Efek paling mengejutkan terjadi saat peserta diinterupsi di akhir sesi Instagram mereka dan diminta untuk kembali membaca artikel berita. Alih-alih kembali ke kondisi tenang, respons keringat peserta justru meningkat lebih lanjut, dan detak jantung pun naik, bukan melambat.
Kecanduan Media Sosial?
Apa yang sebenarnya terjadi? Penilaian emosi peserta membantu menjelaskan fenomena ini. Peserta melaporkan merasa stres dan cemas saat harus berhenti dari feed mereka. Bahkan, mereka mengaku mengalami “ngidam” media sosial saat itu.

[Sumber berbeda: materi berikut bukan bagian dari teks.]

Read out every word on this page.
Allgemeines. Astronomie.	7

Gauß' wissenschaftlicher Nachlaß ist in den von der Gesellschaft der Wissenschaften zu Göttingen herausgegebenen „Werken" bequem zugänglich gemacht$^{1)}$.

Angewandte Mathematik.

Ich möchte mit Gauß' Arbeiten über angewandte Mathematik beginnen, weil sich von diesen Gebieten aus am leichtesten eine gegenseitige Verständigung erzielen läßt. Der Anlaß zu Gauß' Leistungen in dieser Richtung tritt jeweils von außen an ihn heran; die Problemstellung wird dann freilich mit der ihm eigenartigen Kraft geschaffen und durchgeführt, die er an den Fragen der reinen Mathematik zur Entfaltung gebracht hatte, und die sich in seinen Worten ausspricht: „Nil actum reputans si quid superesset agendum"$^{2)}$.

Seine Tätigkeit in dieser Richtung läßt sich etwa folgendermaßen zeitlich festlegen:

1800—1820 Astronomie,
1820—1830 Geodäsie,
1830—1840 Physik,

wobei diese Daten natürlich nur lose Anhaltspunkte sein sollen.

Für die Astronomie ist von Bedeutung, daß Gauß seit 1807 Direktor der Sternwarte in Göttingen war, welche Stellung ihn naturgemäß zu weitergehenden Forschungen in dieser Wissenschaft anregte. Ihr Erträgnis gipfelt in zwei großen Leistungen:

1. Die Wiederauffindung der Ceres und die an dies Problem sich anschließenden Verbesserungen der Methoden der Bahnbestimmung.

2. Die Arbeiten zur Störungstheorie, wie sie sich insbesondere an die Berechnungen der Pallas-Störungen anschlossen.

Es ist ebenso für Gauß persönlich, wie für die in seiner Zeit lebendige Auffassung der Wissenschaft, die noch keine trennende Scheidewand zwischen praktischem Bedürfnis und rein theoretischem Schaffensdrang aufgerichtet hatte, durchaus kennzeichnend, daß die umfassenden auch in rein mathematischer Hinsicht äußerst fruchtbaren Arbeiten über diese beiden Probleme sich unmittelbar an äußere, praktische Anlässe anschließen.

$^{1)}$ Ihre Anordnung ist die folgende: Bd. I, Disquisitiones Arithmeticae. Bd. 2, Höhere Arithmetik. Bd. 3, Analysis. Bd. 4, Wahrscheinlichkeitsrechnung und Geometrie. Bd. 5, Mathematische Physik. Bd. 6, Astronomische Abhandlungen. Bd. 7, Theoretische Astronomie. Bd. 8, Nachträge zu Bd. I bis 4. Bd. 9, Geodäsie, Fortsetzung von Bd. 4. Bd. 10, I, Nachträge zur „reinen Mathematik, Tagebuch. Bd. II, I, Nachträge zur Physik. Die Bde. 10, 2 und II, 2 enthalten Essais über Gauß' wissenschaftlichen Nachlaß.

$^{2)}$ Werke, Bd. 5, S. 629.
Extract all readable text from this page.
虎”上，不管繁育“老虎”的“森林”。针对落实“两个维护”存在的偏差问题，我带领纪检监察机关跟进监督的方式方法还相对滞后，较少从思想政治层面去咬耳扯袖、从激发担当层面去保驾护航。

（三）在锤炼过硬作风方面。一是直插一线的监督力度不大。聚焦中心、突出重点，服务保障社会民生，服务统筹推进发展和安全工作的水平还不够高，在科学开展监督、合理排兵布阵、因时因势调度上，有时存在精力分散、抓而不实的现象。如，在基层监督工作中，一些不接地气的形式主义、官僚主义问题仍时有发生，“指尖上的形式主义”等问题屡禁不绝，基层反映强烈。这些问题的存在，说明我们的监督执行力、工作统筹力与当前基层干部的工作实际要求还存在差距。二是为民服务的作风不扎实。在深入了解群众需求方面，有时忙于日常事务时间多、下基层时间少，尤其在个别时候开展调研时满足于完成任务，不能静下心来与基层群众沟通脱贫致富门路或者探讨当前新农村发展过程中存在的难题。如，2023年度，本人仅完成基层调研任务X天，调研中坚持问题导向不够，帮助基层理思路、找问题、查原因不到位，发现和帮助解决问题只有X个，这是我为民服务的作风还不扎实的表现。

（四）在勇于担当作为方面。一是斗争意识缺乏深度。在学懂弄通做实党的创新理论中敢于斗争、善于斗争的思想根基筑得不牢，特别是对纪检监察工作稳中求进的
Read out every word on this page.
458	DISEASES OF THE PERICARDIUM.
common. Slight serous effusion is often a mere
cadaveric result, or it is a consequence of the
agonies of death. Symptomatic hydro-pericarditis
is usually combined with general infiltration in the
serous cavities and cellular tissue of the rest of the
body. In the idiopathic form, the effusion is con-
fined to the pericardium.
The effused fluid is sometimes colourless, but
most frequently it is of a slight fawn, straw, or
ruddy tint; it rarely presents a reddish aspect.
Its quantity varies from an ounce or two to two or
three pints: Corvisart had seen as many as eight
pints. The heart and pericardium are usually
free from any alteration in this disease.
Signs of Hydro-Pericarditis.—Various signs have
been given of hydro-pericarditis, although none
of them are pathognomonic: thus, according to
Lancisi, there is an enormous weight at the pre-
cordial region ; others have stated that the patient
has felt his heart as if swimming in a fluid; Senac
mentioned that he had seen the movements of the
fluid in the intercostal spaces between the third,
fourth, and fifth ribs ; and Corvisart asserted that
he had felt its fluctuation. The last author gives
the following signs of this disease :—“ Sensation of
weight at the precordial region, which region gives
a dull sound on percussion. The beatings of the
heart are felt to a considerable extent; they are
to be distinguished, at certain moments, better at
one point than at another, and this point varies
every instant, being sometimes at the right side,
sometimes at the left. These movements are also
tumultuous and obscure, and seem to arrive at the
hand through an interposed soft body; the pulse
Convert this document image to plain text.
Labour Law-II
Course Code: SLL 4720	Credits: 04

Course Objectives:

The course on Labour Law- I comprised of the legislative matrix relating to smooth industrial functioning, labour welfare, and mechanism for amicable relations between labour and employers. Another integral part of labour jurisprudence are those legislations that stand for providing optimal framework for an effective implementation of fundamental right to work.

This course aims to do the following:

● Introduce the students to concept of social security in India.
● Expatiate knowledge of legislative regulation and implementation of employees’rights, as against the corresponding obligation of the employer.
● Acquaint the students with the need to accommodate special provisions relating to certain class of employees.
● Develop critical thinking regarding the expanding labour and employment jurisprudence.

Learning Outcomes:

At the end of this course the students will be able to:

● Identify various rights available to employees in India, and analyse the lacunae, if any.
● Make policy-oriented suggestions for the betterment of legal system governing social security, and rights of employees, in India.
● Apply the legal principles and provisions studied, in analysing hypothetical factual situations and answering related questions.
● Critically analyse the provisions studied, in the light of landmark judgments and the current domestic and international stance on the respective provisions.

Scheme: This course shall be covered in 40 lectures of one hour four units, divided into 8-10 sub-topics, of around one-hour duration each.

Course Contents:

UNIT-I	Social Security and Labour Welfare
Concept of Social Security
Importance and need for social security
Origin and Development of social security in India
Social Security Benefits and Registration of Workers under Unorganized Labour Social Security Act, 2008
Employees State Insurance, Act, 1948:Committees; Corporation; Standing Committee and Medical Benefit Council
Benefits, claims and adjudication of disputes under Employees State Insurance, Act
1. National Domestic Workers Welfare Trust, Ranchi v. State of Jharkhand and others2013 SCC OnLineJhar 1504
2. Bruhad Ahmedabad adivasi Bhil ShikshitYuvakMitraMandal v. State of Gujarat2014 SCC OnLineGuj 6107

Respons fisiologis saat peserta harus log out mencerminkan bentuk gairah lain, namun kali ini lebih negatif dan terkait stres. Respons stres tubuh dan psikologis seperti ini juga terjadi pada orang dengan kecanduan zat saat mengalami gejala putus zat atau berhenti “cold turkey”.
Apakah ini tanda-tanda “putus” dari Instagram?
Jawabannya tidak sederhana. Namun, penelitian ini memberikan petunjuk. Setelah eksperimen, peserta mengisi kuesioner untuk menilai gejala “kecanduan media sosial”.
Meski konsep ini kontroversial dan belum diakui sebagai gangguan kesehatan mental, kuesioner ini menunjukkan bagaimana penggunaan media sosial dapat berdampak negatif pada kehidupan sehari-hari seseorang, termasuk pekerjaan, sekolah, atau konflik dengan pasangan.
Yang menarik, tidak ada perbedaan detak jantung dan keringat antara peserta dengan skor “kecanduan” tinggi atau rendah. Artinya, semua peserta menunjukkan pola keterlibatan yang bersemangat saat menggunakan media sosial dan gairah terkait stres saat diinterupsi.
Bukan berarti kita semua kecanduan media sosial. Namun, media sosial menawarkan imbalan yang sangat kuat. Beberapa fiturnya memang memiliki dimensi adiktif, seperti video pendek personal yang menjebak kita dalam lingkaran konten hiburan tanpa akhir.
Penelitian sebelumnya menunjukkan bahwa aspek sosial media sosial yang mendorong orang menggunakannya secara intensif. Ini berarti, berbeda dengan obat-obatan, media sosial memenuhi kebutuhan dasar manusia: kita semua ingin diterima dan disukai.
Jadi, jika kita mengakui “kecanduan media sosial”, kita mungkin juga perlu mengakui “kecanduan pertemanan”. Kita harus berhati-hati dengan istilah kecanduan dalam konteks media sosial, karena risiko “mempatologikan” perilaku normal dan menimbulkan stigma.
Penelitian sebelumnya juga menunjukkan bahwa kita baik-baik saja jika berhenti atau mengurangi penggunaan media sosial untuk sementara waktu, tanpa mengalami perubahan dramatis. Berbeda dengan obat-obatan, kita bisa memenuhi kebutuhan melalui cara lain, misalnya, dengan berbicara dengan orang lain.